Carleton University
Technical Report TR-96-17
May 1996
Discrete Vector Quantization for Arbitrary Distance Function Estimation
Abstract
There are currently many vastly dierent areas of research involving adaptive learning. Two of these are the ones which concern neural networks and learning automata. This paper develops a method by which the general philosophies of Vector Quantization (VQ) and discretized automata learning can be incorporated for the computation of arbitrary distance functions. The latter is a problem which has important applications in Logistics and Location Analysis. The input to our problem is the set of coordinates of a large number of nodes whose inter-node arbitrary “distances” have to be estimated. To render the problem interesting, non-trivial and realistic, we assume that the explicit form of this distance function is both unknown and uncomputable. Unlike traditional Operations Research methods, which use optimized parametric functional estimators, we have utilized discretized VQ principles to first adaptively polarize the nodes into sub-regions.
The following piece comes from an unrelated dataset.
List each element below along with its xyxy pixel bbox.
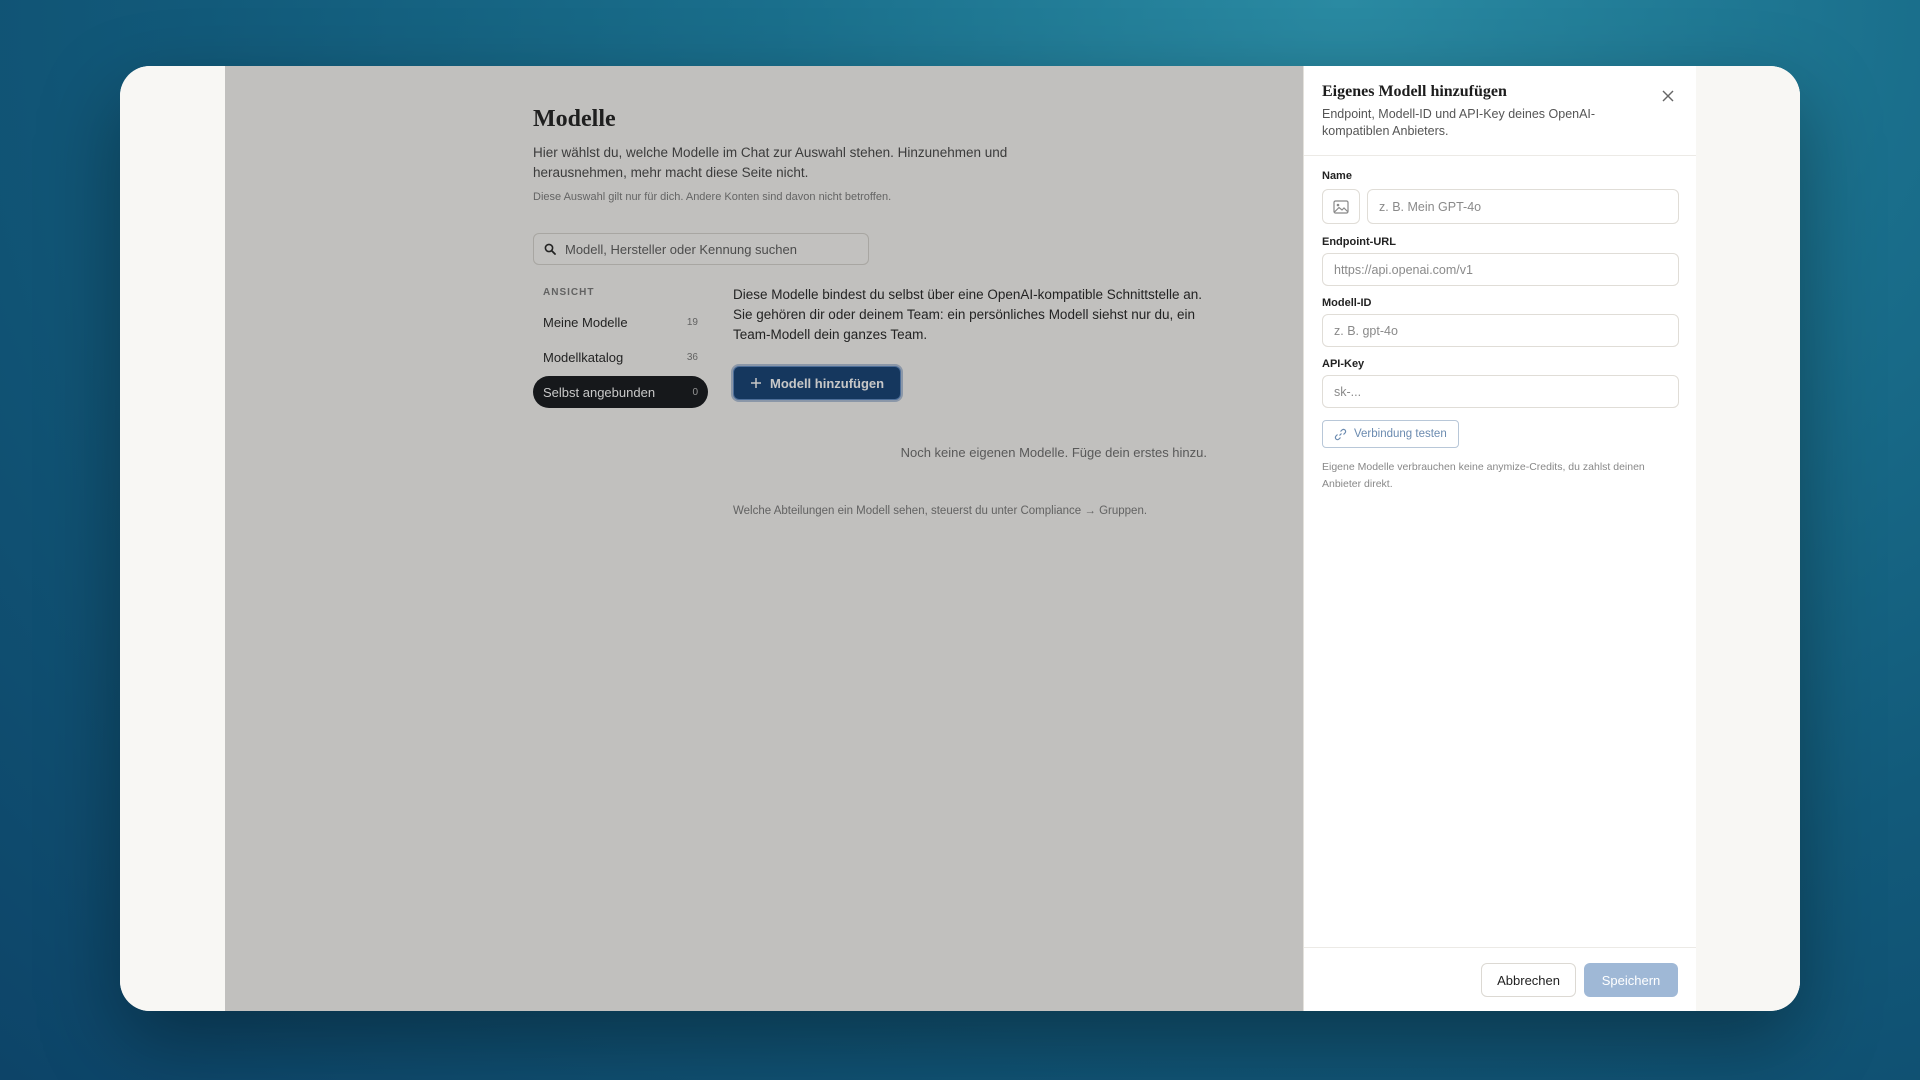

Subsequently, the parameters characterizing the sub-regions are learnt by using a variety of methods (including, for academic purposes a VQ strategy in the meta-domain). After an initial training phase, a system which achieves distance estimation attempts to yield an estimate of any node-pair distance without actually deriving an explicit form for the unknown function. The algorithms have been rigorously tested for the actual road-travel distances involving cities in Turkiye and the results obtained are conclusive. Indeed, these present results are the best currently available from any single or hybrid strategy.